Ziggy inhaled like he was preparing for a monologue. “Frankie. Darling. Sweetheart. I love you. But no.”

She frowned. “No?”

“I’m not sending anything.”

She blinked. “Why the hell not?”

“Because I’m bringing them myself. I need out. Eddy…” He sighed like the weight of a thousand fashion faux pas was on his shoulders. “It’s not good right now. He’s sending ending-soon signals, and I could use a break. Or a distraction. Preferably one with wine and Frankie-level judgment.”

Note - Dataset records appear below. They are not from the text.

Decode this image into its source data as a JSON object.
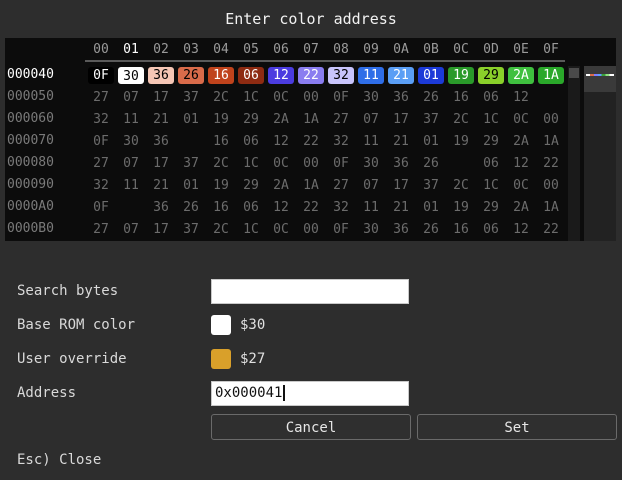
{
  "dialog": {
    "title": "Enter color address"
  },
  "hex": {
    "columns": [
      "00",
      "01",
      "02",
      "03",
      "04",
      "05",
      "06",
      "07",
      "08",
      "09",
      "0A",
      "0B",
      "0C",
      "0D",
      "0E",
      "0F"
    ],
    "selected_column": 1,
    "rows": [
      {
        "addr": "000040",
        "active": true,
        "bytes": [
          "0F",
          "30",
          "36",
          "26",
          "16",
          "06",
          "12",
          "22",
          "32",
          "11",
          "21",
          "01",
          "19",
          "29",
          "2A",
          "1A"
        ]
      },
      {
        "addr": "000050",
        "bytes": [
          "27",
          "07",
          "17",
          "37",
          "2C",
          "1C",
          "0C",
          "00",
          "0F",
          "30",
          "36",
          "26",
          "16",
          "06",
          "12",
          ""
        ]
      },
      {
        "addr": "000060",
        "bytes": [
          "32",
          "11",
          "21",
          "01",
          "19",
          "29",
          "2A",
          "1A",
          "27",
          "07",
          "17",
          "37",
          "2C",
          "1C",
          "0C",
          "00"
        ]
      },
      {
        "addr": "000070",
        "bytes": [
          "0F",
          "30",
          "36",
          "",
          "16",
          "06",
          "12",
          "22",
          "32",
          "11",
          "21",
          "01",
          "19",
          "29",
          "2A",
          "1A"
        ]
      },
      {
        "addr": "000080",
        "bytes": [
          "27",
          "07",
          "17",
          "37",
          "2C",
          "1C",
          "0C",
          "00",
          "0F",
          "30",
          "36",
          "26",
          "",
          "06",
          "12",
          "22"
        ]
      },
      {
        "addr": "000090",
        "bytes": [
          "32",
          "11",
          "21",
          "01",
          "19",
          "29",
          "2A",
          "1A",
          "27",
          "07",
          "17",
          "37",
          "2C",
          "1C",
          "0C",
          "00"
        ]
      },
      {
        "addr": "0000A0",
        "bytes": [
          "0F",
          "",
          "36",
          "26",
          "16",
          "06",
          "12",
          "22",
          "32",
          "11",
          "21",
          "01",
          "19",
          "29",
          "2A",
          "1A"
        ]
      },
      {
        "addr": "0000B0",
        "bytes": [
          "27",
          "07",
          "17",
          "37",
          "2C",
          "1C",
          "0C",
          "00",
          "0F",
          "30",
          "36",
          "26",
          "16",
          "06",
          "12",
          "22"
        ]
      }
    ],
    "active_colors": [
      "#000000",
      "#ffffff",
      "#f5c6b5",
      "#d96b4a",
      "#c0431c",
      "#8e2b12",
      "#4b3ce0",
      "#8a7df0",
      "#c8c4fb",
      "#2f6ee8",
      "#5a9ef5",
      "#1c3ad8",
      "#2a9a2a",
      "#8ad02a",
      "#3fc03f",
      "#2aa82a"
    ],
    "active_text_colors": [
      "#ffffff",
      "#000000",
      "#000000",
      "#000000",
      "#ffffff",
      "#ffffff",
      "#ffffff",
      "#ffffff",
      "#000000",
      "#ffffff",
      "#ffffff",
      "#ffffff",
      "#ffffff",
      "#000000",
      "#ffffff",
      "#ffffff"
    ]
  },
  "fields": {
    "search_label": "Search bytes",
    "search_value": "",
    "base_label": "Base ROM color",
    "base_value": "$30",
    "base_color": "#ffffff",
    "override_label": "User override",
    "override_value": "$27",
    "override_color": "#d9a02a",
    "address_label": "Address",
    "address_value": "0x000041"
  },
  "buttons": {
    "cancel": "Cancel",
    "set": "Set"
  },
  "footer": {
    "hint": "Esc) Close"
  }
}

Frankie’s heart squeezed. As new couples went, Ziggy and Eddy didn’t make her gag.

“Zig…”

“Don’t count us out yet, queen. Just make sure this town’s got room for one more emotionally unstable fashion editor with impulse control issues, a Sephora rewards card maxed out at Rouge status, and an affinity for blackout shopping.”

She grinned. “You can’t truly be so concerned that you’d come to Gi Gi’s Crossing voluntarily.”

“Honey, I’m more anxious than an unpaid intern who left a couture gown in the back of a taxi and then realized the receipt was in the gown.”

“In that case, bring wine. Lots of wine. This town doesn’t even have a liquor store.”

“Please, I’m bringing enough to open one. See you just as soon as I get the okay from Ms. Birdie to take some me-time.” He hung up.

Frankie set the phone down, let her head fall back, and smiled at the water-stained ceiling like it was a freshly waxed runway.

This wasn’t just control. This was the start of a comeback, front row, spotlight ready, and guaranteed to make the Miss Informed gossip column. She could already see the headline: Runaway Heiress Melts Down in Small Town, Forms Cult.